Em fevereiro do ano passado, um integrante de uma quadrilha internacional foi morto em tiroteio com a PF de Uberaba, em Campo Florido. Outros quatro suspeitos foram baleados. Na ocasião, foram apreendidos 115 quilos de pasta-base de cocaína, dois fuzis, um deles com um lançador de granadas com selo das Forças Armadas da Colômbia, e munição. O tiroteio ocorreu quando a PF abordava um avião chegando com drogas do Paraguai. No confronto, o aparelho explodiu.
Em março de 2013, a PF interceptou um avião em Indianópolis e apreendeu 500 quilos de cocaína, avaliados em R$ 4 milhões, segundo cálculos da polícia. Os agentes interceptaram o bimotor em um pista de pouso clandestina, no meio de um canavial, e prenderam sete pessoas.
Na época, a PF apurou que dois aviões chegariam com drogas e montou campana na propriedade particular arrendada por uma usina de cana-de-açúcar. Os policiais se esconderam em uma mata e ficaram à espera da primeira aeronave. Assim que o avião parou na pista, houve o transbordo de drogas e de armas para uma picape, que rapidamente deixou o local.
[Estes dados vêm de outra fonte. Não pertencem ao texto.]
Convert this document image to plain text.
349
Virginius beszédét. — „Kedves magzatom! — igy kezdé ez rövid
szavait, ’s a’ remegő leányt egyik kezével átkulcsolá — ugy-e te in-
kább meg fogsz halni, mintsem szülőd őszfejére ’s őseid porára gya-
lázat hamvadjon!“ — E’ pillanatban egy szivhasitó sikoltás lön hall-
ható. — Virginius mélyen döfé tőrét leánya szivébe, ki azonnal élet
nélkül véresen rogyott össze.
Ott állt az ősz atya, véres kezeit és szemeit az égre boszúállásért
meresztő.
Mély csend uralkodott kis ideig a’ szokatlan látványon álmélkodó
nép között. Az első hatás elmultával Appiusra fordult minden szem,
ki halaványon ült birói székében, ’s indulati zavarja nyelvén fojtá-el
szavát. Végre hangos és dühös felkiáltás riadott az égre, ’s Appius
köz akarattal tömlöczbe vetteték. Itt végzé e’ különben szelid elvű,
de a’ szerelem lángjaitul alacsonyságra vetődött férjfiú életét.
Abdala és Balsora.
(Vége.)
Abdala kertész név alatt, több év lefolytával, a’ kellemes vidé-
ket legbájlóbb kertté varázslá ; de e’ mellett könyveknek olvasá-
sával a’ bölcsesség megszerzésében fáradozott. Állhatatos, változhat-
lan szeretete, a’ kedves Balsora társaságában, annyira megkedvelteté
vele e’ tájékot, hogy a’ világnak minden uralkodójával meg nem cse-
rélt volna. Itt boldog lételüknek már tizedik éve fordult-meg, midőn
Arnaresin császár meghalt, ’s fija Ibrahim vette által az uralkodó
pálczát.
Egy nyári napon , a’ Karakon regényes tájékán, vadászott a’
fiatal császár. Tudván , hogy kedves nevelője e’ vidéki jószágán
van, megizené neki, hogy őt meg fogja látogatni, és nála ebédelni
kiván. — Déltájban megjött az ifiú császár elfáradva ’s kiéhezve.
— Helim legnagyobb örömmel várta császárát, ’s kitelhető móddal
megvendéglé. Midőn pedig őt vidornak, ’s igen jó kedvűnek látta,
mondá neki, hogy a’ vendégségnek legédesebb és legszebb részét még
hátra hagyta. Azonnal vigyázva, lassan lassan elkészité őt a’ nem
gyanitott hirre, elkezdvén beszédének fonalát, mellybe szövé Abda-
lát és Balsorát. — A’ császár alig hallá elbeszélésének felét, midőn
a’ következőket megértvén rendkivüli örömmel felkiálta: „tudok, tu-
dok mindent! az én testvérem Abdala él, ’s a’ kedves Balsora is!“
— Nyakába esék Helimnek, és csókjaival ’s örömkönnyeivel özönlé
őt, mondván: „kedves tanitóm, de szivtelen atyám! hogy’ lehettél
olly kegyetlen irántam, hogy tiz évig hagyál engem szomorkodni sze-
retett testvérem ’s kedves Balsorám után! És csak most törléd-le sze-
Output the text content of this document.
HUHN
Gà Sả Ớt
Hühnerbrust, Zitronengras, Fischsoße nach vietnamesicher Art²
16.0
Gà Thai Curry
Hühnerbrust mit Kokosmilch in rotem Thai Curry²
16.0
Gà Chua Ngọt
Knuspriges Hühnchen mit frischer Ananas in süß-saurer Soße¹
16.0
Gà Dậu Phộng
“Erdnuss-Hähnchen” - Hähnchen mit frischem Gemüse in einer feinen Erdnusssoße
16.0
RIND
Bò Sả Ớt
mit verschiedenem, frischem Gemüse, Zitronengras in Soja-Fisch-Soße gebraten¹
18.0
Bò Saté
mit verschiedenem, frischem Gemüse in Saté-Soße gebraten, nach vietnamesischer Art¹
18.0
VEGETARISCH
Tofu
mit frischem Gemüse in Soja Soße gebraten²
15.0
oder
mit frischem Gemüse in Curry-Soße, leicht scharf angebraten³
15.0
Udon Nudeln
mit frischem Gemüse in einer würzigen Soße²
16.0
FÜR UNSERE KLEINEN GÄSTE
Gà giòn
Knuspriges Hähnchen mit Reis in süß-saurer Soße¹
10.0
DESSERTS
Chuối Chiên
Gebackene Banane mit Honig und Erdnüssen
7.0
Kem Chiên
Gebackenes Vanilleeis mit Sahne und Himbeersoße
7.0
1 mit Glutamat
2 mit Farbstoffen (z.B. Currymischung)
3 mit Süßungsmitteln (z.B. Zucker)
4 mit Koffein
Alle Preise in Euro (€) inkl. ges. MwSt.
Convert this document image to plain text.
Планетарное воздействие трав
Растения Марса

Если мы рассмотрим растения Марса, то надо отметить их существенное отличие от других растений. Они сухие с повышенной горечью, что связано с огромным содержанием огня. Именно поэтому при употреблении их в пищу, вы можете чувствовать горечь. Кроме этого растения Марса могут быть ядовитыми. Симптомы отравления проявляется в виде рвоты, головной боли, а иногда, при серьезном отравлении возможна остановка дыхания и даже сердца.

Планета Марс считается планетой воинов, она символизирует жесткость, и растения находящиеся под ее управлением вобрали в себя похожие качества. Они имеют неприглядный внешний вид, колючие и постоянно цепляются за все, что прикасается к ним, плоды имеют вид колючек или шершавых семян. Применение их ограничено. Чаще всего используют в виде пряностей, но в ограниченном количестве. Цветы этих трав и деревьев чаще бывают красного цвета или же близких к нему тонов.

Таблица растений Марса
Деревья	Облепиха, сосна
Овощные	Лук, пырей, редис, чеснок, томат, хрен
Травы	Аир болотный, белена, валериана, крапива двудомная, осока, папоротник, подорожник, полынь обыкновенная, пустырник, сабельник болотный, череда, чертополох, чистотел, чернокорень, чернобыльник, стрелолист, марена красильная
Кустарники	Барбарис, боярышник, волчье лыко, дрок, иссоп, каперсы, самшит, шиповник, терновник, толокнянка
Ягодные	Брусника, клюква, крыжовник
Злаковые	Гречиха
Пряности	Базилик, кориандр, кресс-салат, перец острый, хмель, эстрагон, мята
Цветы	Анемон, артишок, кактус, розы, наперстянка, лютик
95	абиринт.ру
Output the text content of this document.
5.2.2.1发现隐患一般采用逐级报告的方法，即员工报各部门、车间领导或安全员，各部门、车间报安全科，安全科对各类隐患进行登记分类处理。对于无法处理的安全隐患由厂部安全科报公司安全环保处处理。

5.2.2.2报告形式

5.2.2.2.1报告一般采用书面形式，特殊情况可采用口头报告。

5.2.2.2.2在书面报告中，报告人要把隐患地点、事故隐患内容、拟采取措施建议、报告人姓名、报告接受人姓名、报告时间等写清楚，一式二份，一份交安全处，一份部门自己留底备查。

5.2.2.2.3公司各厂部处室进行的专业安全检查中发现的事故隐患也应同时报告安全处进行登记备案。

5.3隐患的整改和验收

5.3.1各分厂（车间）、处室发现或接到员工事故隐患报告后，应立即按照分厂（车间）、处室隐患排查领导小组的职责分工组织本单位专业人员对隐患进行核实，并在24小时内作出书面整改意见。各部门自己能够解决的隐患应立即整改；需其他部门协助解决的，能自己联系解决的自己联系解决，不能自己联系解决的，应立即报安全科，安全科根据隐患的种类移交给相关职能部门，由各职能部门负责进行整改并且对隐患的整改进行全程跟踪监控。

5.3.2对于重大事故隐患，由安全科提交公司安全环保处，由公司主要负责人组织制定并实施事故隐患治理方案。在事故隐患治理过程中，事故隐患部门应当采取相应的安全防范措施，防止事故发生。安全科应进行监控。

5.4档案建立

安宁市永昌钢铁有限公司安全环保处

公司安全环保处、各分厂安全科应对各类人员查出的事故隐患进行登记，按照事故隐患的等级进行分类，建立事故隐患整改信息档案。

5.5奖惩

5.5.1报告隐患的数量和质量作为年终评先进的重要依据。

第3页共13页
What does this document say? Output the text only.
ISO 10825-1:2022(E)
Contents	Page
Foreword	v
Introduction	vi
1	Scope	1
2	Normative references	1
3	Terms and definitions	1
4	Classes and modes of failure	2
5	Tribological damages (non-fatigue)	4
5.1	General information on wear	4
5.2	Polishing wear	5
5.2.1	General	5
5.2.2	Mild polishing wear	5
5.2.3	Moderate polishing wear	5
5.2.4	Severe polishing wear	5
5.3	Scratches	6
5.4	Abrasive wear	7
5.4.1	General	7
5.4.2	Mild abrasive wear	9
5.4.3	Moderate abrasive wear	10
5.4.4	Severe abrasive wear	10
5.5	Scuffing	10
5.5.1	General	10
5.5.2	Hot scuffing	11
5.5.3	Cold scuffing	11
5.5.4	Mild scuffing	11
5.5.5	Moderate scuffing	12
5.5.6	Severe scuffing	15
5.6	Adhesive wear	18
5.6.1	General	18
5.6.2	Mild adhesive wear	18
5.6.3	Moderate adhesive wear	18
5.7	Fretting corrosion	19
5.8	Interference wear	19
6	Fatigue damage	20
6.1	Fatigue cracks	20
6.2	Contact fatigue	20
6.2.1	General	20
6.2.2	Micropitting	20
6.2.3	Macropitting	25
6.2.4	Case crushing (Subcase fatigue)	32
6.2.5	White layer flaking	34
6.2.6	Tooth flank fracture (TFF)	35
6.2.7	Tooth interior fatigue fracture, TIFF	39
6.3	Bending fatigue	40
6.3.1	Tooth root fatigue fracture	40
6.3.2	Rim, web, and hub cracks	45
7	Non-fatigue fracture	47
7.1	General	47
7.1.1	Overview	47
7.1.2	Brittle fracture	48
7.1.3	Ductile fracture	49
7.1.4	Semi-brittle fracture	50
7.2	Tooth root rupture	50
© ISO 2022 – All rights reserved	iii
Os federais não agiram de imediato e ficaram à espera da segunda aeronave, que chegou algum tempo depois. Foi quando houve troca de tiros e o piloto do avião foi morto. Mais 500 quilos da droga que estava no primeiro avião foram localizados três dias depois, em uma fazenda, já prontos para distribuição. “Era um bonde trazendo uma tonelada de cocaína de uma vez”, conta o delegado.
Em maio de 2013, os federais interceptaram com um carro um avião carregado com 265 quilos de cocaína, que tentava fugir de uma pista clandestina em Santa Vitória. As imagens rodaram o país. “A gente deu uma chacoalhada no negócio deles e eles começaram a fugir do Triângulo. Mas, se abrirmos a guarda, vão voltar”, disse o delegado Carlos D’Ângelo, que critica a segurança nacional. “Não estamos falando de fronteira. Estamos falando do coração do Brasil. O cara vem, entra e sai do país e ninguém faz nada”, disse.
De mero corredor a grande consumidor
Nas décadas de 1970 e 1980, segundo o delegado, o Brasil era apenas um corredor para a droga que saía da América Latina com destino à Europa e aos Estados Unidos. “Hoje, o Brasil é o segundo consumidor de cocaína do mundo. Por onde passa muita droga, vai ter também para consumo.”
Transportar maconha de avião não compensa, por ser mais barata do que a cocaína. “A maconha passa pela região em caminhões e vai direto para os mesmos destinos da cocaína”, conta o delegado federal. Segundo ele, 99% da maconha que passa pelo Triângulo sai do Paraguai e não precisa “descansar” na região, como o pó.
No Triângulo, a cocaína tem se tornado moeda de troca no mundo do tráfico. “Eles não falam mais em dinheiro. Falam em quantidade de cocaína para pagamento. Se a pessoa quer comprar um carro, uma casa ou comprar a polícia, vai com drogas”, revela o chefe da PF em Uberlândia.